Big Ideas, Little Learners: Early Childhood Trends Report

Download the full report Big Ideas, Little Learners: Early Childhood Trends. 

There is no question that the past 50 years have seen major progress in practices for young children and families. In addition, tremendous breakthroughs in brain science have clearly established why the early years are so critical in a young child’s development. 

The understanding of the importance of the early years is becoming mainstream. National, state, city, and local policymakers are starting to pay attention. Parents have also heard the message, and families are increasing how much they spend on early childhood, especially those who have the ability to do so.

Despite these upward trends, early childhood remains massively under-invested in the US relative to other nations and to other age groups. Early childhood educators and programs are underfunded relative to the needs, leaving too many children and families behind. 

How do we close the gap between the driving demand from a new generation of parents, educators, and policymakers who recognize the importance of early childhood education and the relative scarcity of scalable solutions that would allow each and every young child to thrive?

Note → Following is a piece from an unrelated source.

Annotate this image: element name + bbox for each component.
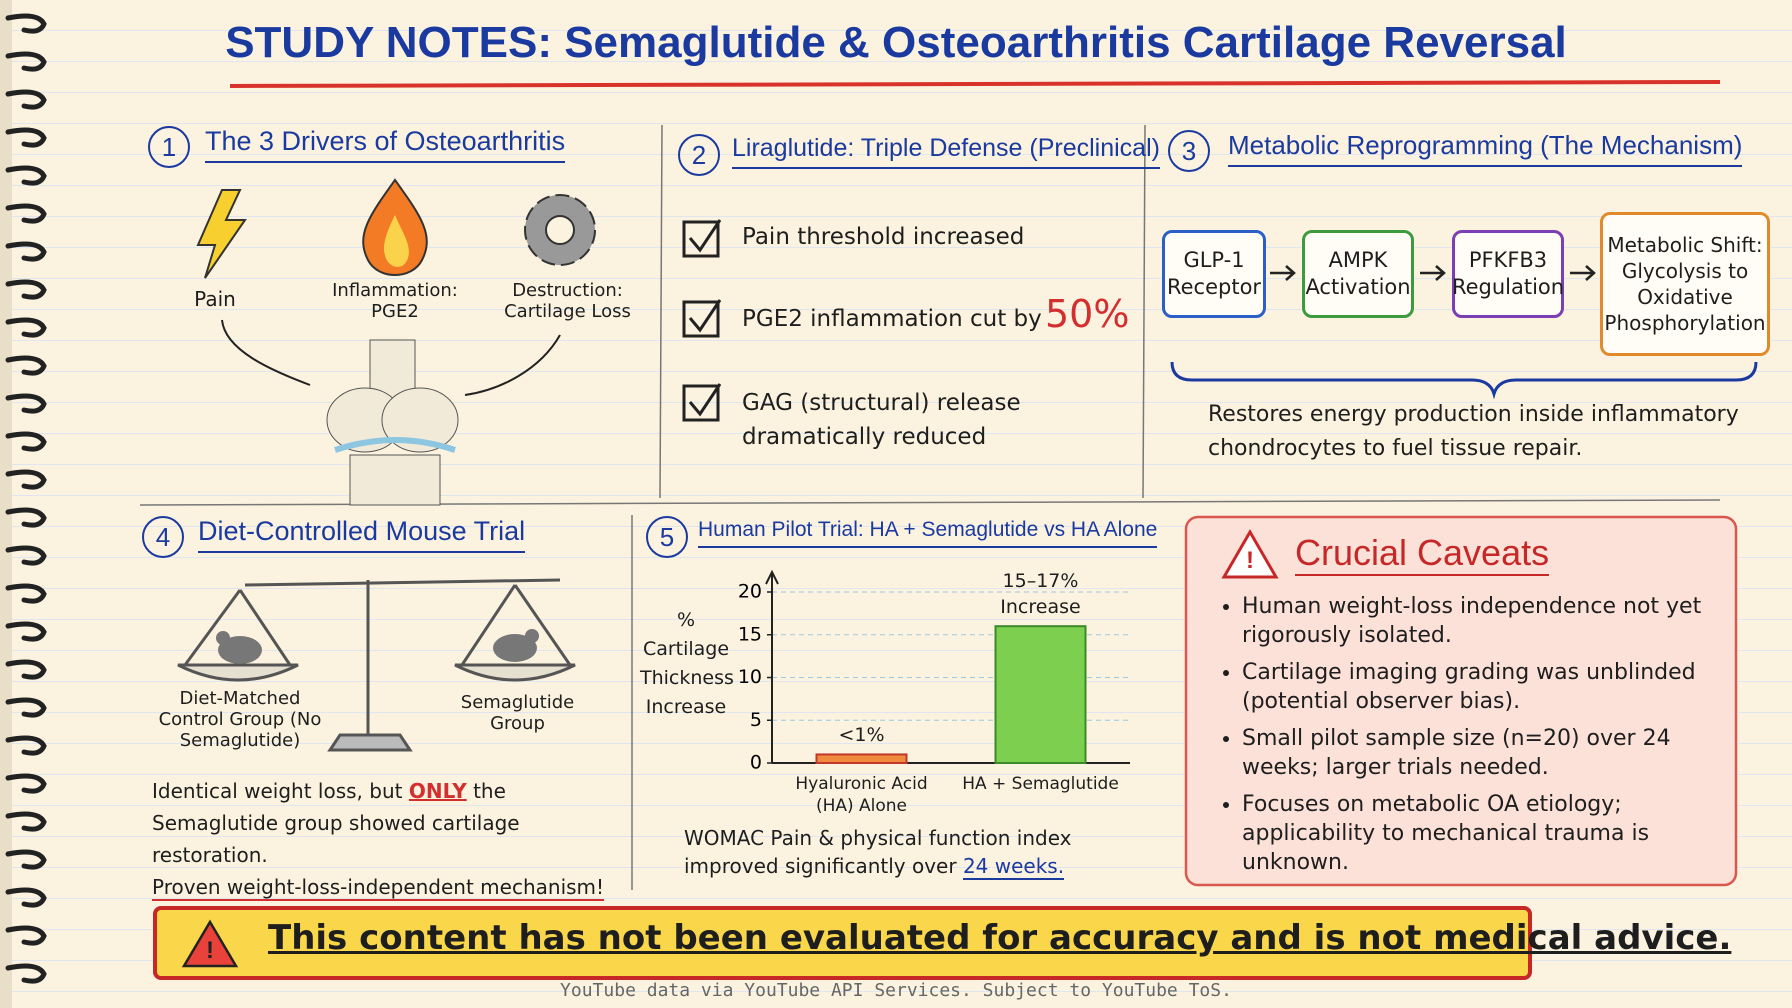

While we absolutely must increase public funding for evidence-based solutions, such as quality pre-K programs, Early Head Start and home visitation programs, and increase the compensation and stature of the early childhood workforce, we at Omidyar Network also believe that we need to attract entrepreneurial and leadership talent to the early childhood field along with innovation-focused capital to ultimately increase the supply of quality solutions.

With our release of Big Ideas, Little Learners: Early Childhood Trends Report, we hope to showcase megatrends driving new demand and supply in early childhood education with the hope that it will ignite even more conversations, ideas, actions, and energy into the space.